Nelle stesse ore in cui in molte città italiane si snodano processioni eucaristiche, negli stessi istanti in cui si spargono petali e incenso, a migliaia di chilometri di distanza un altro corpo – quello di un’intera nazione – viene esposto, colpito, violato: quello dell’Iran.
Gli Stati Uniti hanno lanciato un attacco “difensivo” in risposta a presunte minacce. Non è la prima volta. E come ogni volta, le ragioni di sicurezza nazionale si intrecciano con quelle geopolitiche, con il petrolio, con le alleanze e con le dinamiche elettorali. Ma la sostanza è sempre la stessa: si parla di pace facendo la guerra.
Donald Trump, nel pieno della sua retorica ormai scolpita nel linguaggio politico globale, ha dichiarato: «Noi non vogliamo la guerra. Vogliamo la pace». Eppure, pochi come lui hanno incarnato l’ossimoro tragico di cui parlava John Lennon: «Fare la guerra per la pace è come fare sesso per la verginità». L’ennesima missione armata viene giustificata in nome di una pace futura, come se il mezzo non contaminasse il fine. Come se il sangue fosse un investimento in ordine e democrazia.
Il Corpus Domini ci ricorda, invece, che la pace vera non nasce da un corpo che colpisce, ma da uno che si offre. La memoria del sacrificio cristiano, nel suo nucleo più spoglio, parla di un’umanità che non si salva con la forza, ma con la resa. Non la resa vigliacca, ma quella radicale: quella che preferisce essere trafitta piuttosto che trafiggere.

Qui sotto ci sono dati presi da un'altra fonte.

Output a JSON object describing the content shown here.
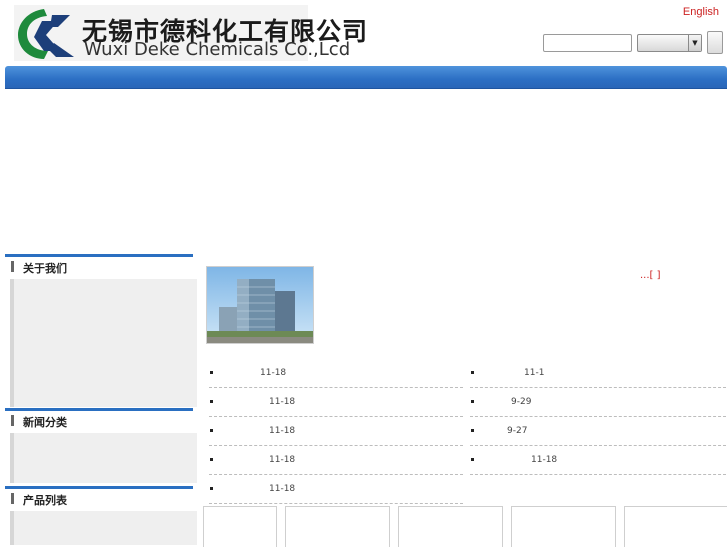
{
  "header": {
    "company_name_cn": "无锡市德科化工有限公司",
    "company_name_en": "Wuxi Deke Chemicals Co.,Lcd",
    "language_link": "English",
    "search": {
      "value": "",
      "placeholder": "",
      "select_value": ""
    },
    "logo_icon": "deke-logo-icon"
  },
  "sidebar": {
    "sections": [
      {
        "title": "关于我们"
      },
      {
        "title": "新闻分类"
      },
      {
        "title": "产品列表"
      }
    ]
  },
  "main": {
    "about": {
      "more_label": "...[   ]"
    },
    "news_left": [
      {
        "date": "11-18"
      },
      {
        "date": "11-18"
      },
      {
        "date": "11-18"
      },
      {
        "date": "11-18"
      },
      {
        "date": "11-18"
      }
    ],
    "news_right": [
      {
        "date": "11-1"
      },
      {
        "date": "9-29"
      },
      {
        "date": "9-27"
      },
      {
        "date": "11-18"
      }
    ]
  },
  "colors": {
    "accent_blue": "#2a6fc1",
    "link_red": "#cc2222",
    "logo_green": "#1e8a3c",
    "logo_navy": "#1d3f7a"
  }
}
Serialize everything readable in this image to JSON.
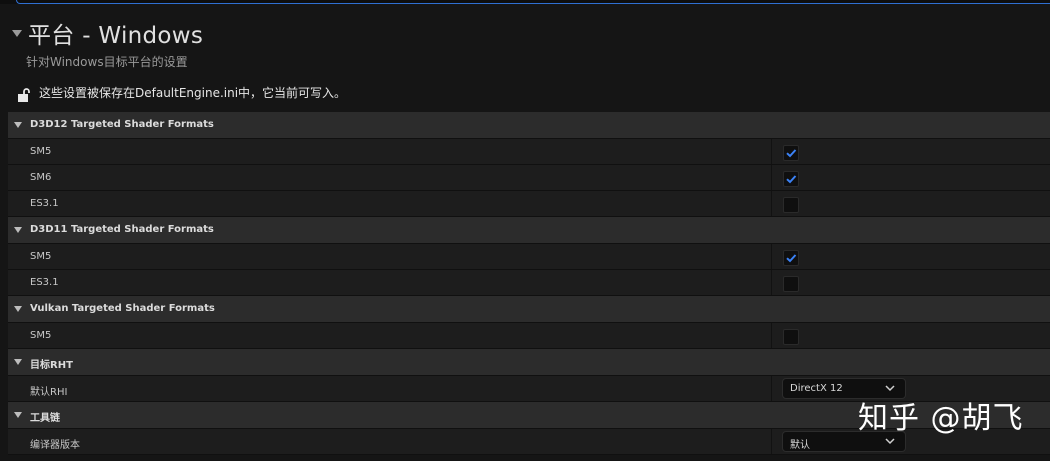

Un linguaggio inaccettabile per la logica delle cancellerie e dei comandi militari. Un’utopia scandalosa perfino per molti che si dicono cristiani. Eppure, resta lì, a inquietare. Perché nessuna guerra ha mai prodotto pace duratura. Perché ogni corpo violato in nome della sicurezza è un corpo che grida.
Ed è forse qui che il messaggio del Corpus Domini può parlare anche a chi non ha fede: non come dogma, ma come provocazione etica. Cosa significa oggi "dare il proprio corpo"? In un tempo in cui i corpi vengono ancora usati come strumenti di potere, territori da occupare, bersagli da colpire o merce da esibire, risuona ancora la domanda: esiste una forza più grande della violenza?
Il sacrificio eucaristico, svuotato delle sue incrostazioni rituali, è l’immagine paradossale di una potenza che non impone, ma si espone. Un modo di stare al mondo che non cerca la vittoria, ma la testimonianza.
E se anche fosse solo un mito, resta comunque più umano – e più disarmante – di qualunque guerra mascherata da missione di pace.